Inhibitory action of ptilomycalin A-mimic on catecholamine secretion evoked by acetylcholine from cultured bovine adrenal chromaffin cells

• Published in: Japanese Journal of Pharmacology Vol. 82; no. suppl.1; p. 125
• Main Authors: Azuma, Mami, Suzaki, Yuki, Fujimoto, Mariko, Ichimaru, Katsuhiko, Umeda, Takabumi, Kujime, Toshihide, Houchi, Hitoshi, Tamaki, Toshiaki, Minakuchi, Kazuo
• Format: Journal Article
• Language: English; Japanese
• Published: The Japanese Pharmacological Society 2000
• ISSN: 0021-5198
• DOI: 10.1016/S0021-5198(19)47963-8

Ptilomycalin A, an ATPase modulater, was isolated from the marine sponge Plilocaulis spiculfer. Ptilomycalin Amimic (PA-M) is a novel product which is synthesized on the model of ptilomycalin A. The effect of PA-M, the pharmacological function is unknown, on catecholamine secretion from bovine adrenal chromaffin cells was examined. PA-M inhibited catecholamine secretion stimulated by 10^-4 M acetylcholine. This inhibitory action of PA-M (10^-8 M-10^-5 M) was dose-dependent manner. At the presense of 3X10^-7 PA-M, the catecholamine secretion stimulated by increasing acetylcholine up to 10^-3 M was not observed the maximal level without PA-M. 10^-5 M PA-M suppressed both the increase in intracellular free Ca^2+ level and the influx of ^^45 Ca^2+ induced by 10^-4 M acetyicholine.
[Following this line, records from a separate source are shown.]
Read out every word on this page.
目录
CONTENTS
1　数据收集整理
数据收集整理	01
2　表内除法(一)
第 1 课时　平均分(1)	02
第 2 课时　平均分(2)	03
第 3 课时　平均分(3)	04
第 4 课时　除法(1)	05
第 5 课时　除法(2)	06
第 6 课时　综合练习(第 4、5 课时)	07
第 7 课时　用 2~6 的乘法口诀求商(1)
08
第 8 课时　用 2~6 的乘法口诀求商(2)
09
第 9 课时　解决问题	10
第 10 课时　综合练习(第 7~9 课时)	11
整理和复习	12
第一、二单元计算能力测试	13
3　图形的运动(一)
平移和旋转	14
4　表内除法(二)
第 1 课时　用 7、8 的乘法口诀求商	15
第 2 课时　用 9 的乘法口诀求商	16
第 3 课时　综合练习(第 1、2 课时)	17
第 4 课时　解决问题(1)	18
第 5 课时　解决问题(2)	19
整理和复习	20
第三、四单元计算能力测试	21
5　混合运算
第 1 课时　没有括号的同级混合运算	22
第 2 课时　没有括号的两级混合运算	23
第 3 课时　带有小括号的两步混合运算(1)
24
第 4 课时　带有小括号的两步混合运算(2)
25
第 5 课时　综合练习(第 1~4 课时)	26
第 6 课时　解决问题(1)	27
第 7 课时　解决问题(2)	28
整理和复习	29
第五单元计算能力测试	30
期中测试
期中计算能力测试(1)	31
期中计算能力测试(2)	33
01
The PA-M-induced suppression was not observed in the action evoked by extracellular 56mM K^+ . It is indicated that PA-M suppressed the Ca^2+ influx related with the acetylcholine receptor and inhibited the following catecholamine secretion. These results indicate that PA-M may modulate stimulus-secretion coupling in adrenal medulla.